For cars, this means ride-sharing, car-sharing and a shift towards smaller vehicle sizes. If one in four journeys in the G7, China or India was a shared ride, then the carbon footprint of the use and production of cars would decline by as much as 20 per cent.

For homes, more intensive use means increasing use rates through, for example, peer-lodging, or smaller and more efficiently designed homes. IRP modelling shows that reducing demand for floor space by up to 20 per cent could lower GHG emissions from the production of materials by up to 73 per cent in 2050.

“Limiting the growth in the size of our homes, and sharing rides and vehicles turned out to be the most effective ways to reduce emissions,” says Hertwich.

Building smaller, efficient new homes, even with reductions as little as 20 perc ent in size, can make a big difference in the world’s greenhouse gas emissions.

Recycling and low-carbon alternatives

Other material efficiency strategies to be considered include the recycling of building materials, less material by design in both cars and homes, and the use of alternative low-carbon materials (for example, sustainably sourced wood instead of reinforced concrete in homes).

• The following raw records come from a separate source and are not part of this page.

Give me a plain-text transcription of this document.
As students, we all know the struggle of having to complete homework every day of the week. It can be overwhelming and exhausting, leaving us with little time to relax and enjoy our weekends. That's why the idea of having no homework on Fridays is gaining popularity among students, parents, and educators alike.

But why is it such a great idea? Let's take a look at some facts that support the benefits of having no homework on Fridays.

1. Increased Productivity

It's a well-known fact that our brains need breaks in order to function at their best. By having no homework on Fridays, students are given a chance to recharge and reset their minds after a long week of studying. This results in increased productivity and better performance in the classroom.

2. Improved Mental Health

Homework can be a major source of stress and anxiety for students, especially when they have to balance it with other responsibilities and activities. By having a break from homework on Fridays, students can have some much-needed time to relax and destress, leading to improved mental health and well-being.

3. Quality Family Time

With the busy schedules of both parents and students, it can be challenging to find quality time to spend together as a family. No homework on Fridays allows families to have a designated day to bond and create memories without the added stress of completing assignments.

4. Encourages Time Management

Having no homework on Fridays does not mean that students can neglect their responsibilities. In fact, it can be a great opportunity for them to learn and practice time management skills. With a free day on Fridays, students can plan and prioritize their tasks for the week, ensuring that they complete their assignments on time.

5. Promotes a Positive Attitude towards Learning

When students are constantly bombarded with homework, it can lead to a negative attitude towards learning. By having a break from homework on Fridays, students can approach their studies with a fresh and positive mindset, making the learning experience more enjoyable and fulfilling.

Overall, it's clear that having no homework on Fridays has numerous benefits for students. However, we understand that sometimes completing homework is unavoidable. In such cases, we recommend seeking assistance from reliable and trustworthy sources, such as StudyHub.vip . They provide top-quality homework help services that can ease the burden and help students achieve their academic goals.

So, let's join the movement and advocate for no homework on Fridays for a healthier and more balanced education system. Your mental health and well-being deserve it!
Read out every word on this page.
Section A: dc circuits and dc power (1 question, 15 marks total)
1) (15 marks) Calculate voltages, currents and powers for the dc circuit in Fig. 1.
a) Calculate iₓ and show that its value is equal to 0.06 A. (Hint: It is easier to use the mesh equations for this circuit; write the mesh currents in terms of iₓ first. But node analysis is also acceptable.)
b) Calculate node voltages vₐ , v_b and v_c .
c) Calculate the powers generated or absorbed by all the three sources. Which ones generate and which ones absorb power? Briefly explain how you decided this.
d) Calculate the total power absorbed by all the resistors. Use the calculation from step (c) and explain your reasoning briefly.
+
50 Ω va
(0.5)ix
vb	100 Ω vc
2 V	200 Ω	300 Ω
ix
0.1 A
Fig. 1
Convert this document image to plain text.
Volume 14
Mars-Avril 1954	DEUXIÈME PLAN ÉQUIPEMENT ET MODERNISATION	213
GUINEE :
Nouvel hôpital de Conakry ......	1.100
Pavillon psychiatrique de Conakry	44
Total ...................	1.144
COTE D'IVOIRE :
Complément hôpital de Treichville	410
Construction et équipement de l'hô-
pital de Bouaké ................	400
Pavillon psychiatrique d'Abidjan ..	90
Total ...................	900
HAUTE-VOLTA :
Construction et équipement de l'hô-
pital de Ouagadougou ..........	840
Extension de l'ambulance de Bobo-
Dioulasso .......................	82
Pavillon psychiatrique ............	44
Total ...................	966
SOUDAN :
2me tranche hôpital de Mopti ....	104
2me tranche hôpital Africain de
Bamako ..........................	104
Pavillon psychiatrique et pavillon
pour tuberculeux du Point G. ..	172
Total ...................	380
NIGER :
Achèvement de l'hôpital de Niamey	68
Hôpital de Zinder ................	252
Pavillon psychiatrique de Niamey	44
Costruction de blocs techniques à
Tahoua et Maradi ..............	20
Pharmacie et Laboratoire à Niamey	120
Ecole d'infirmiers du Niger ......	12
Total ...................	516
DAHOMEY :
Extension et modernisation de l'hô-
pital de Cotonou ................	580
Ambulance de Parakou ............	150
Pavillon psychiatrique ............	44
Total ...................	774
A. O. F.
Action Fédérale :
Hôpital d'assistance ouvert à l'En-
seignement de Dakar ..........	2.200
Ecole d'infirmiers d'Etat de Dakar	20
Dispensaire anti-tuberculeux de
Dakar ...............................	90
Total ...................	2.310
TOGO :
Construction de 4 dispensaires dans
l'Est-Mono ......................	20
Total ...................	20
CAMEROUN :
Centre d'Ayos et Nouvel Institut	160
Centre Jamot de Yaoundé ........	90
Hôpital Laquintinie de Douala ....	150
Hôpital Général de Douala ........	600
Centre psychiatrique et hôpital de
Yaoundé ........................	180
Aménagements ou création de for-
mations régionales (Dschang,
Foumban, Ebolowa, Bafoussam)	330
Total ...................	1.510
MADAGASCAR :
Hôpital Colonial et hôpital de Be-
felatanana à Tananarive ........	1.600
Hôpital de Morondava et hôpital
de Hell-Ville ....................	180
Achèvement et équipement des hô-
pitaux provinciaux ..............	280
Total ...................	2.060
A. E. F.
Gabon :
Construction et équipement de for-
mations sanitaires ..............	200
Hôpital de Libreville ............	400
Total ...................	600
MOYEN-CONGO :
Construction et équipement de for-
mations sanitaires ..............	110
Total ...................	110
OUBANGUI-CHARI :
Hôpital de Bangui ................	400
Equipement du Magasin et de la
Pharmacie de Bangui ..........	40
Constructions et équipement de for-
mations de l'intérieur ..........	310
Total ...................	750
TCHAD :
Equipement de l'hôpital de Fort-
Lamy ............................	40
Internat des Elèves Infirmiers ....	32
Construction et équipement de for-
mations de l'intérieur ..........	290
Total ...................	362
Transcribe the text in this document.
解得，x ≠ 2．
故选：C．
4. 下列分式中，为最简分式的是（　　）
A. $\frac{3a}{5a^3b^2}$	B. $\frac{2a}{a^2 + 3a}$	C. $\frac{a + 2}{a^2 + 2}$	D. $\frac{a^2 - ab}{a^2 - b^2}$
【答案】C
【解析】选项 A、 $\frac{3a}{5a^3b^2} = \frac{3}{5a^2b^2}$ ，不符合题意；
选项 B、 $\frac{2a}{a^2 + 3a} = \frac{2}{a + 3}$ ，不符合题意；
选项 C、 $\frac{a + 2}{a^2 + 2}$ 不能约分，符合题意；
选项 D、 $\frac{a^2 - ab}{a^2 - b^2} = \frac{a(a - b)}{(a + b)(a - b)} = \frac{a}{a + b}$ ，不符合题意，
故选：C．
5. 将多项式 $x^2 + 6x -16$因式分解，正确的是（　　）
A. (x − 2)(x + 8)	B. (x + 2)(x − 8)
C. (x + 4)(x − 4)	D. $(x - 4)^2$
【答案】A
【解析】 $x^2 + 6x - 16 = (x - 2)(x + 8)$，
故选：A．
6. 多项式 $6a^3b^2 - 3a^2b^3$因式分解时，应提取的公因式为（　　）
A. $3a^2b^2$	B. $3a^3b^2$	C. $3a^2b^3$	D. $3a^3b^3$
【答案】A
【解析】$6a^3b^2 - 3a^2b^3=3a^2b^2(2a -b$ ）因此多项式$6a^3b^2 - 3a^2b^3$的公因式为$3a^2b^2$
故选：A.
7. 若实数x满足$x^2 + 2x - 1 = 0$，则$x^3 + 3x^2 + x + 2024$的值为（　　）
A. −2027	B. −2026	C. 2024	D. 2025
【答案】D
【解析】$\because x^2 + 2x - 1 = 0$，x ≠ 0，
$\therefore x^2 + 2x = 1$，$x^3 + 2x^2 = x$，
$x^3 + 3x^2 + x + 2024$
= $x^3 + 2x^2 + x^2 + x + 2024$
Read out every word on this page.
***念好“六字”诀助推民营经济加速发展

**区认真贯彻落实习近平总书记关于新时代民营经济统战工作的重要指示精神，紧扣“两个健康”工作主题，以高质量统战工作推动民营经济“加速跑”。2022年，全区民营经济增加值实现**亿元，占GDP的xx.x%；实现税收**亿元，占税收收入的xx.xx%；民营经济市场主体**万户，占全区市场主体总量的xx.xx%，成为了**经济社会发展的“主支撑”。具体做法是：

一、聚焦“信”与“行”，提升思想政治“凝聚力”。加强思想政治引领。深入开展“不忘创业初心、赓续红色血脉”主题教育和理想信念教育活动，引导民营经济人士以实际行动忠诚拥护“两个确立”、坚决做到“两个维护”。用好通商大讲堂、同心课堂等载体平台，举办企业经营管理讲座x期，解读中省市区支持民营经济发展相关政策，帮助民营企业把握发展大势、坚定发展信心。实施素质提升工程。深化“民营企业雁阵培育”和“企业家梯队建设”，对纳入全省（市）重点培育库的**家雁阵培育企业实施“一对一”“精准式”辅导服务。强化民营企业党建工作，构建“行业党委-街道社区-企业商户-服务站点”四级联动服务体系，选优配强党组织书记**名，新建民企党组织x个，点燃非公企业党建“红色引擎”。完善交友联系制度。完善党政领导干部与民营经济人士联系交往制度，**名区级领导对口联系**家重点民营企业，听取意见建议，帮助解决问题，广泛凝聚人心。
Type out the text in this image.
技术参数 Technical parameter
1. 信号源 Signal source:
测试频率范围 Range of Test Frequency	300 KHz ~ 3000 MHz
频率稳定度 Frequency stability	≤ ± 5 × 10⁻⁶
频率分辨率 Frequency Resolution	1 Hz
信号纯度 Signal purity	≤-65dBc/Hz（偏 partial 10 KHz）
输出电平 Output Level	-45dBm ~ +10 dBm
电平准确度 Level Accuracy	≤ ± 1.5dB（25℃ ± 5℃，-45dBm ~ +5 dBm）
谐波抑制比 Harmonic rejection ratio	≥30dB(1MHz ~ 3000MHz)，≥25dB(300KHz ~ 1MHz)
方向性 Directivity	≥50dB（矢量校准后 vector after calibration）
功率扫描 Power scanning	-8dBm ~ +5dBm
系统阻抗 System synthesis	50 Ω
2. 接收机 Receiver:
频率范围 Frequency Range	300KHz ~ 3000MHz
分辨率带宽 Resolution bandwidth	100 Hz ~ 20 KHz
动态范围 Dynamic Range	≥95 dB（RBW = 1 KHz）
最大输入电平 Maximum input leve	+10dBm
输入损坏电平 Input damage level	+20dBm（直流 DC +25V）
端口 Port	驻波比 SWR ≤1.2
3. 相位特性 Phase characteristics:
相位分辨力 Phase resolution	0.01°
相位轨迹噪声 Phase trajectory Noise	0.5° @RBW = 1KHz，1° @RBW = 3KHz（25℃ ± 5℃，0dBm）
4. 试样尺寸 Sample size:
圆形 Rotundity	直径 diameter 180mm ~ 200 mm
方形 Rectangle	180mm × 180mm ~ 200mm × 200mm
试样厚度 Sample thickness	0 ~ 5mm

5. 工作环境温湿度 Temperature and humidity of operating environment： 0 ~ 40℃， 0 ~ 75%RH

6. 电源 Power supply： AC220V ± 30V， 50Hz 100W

“Climate mitigation efforts have traditionally focused on enhancing energy efficiency and accelerating the transition to renewables. While this is still key, this report shows that material efficiency can also deliver big gains,” Andersen, UNEP’s Executive Director, said.

The cuts revealed by the report are on top of emission savings generated by the decarbonization of electricity supply, the electrification of home energy use, and the shift towards electric and hybrid vehicles. If the world focuses on energy efficiency without boosting material efficiency, it will be almost impossible and substantially more expensive to meet the Paris climate targets, the report warns.

Cross-sector policies more effective

The report notes that the only way to make many of these kinds of emissions reductions is if countries themselves create enabling policy environments and incentives.

The strongest effect comes from policies that apply across sectors, such as building certification, green public procurement, virgin material taxes, and removal of virgin material subsidies.

The IRP report urges policymakers to consider resource efficiency and materials in the next generation of their Nationally Determined Contributions (NDCs), broadening the scope of targets and increasing the magnitude of the intended mitigation ambition.

Some countries have started doing this, as described in the Resource Efficiency and Climate report. For example, China’s NDC specifically mentions a commitment to the efficient use of materials. It includes measures aimed at improving the efficiency and lifespan of existing and new buildings and promoting recycled construction materials.

Japan’s NDC includes a commitment to use blended cement, while India’s NDC refers to recycling, “enhanced resources efficiency and pollution control” (in addition to energy efficiency) and the general need to “use natural resources wisely.”

“There will be no progress until policy makers turn their attention to this issue,” says Hertwich.

“Unfortunately, many countries have policies in place that inadvertently increase the use of materials, such as through tax breaks for home ownership. Such policies favour the wealthy and increase material use, so revising them creates a win-win situation.”


IRP (2020). Resource Efficiency and Climate Change: Material Efficiency Strategies for a Low-Carbon Future. Hertwich, E., Lifset, R., Pauliuk, S., Heeren, N. A report of the International Resource Panel. United Nations Environment Programme, Nairobi, Kenya.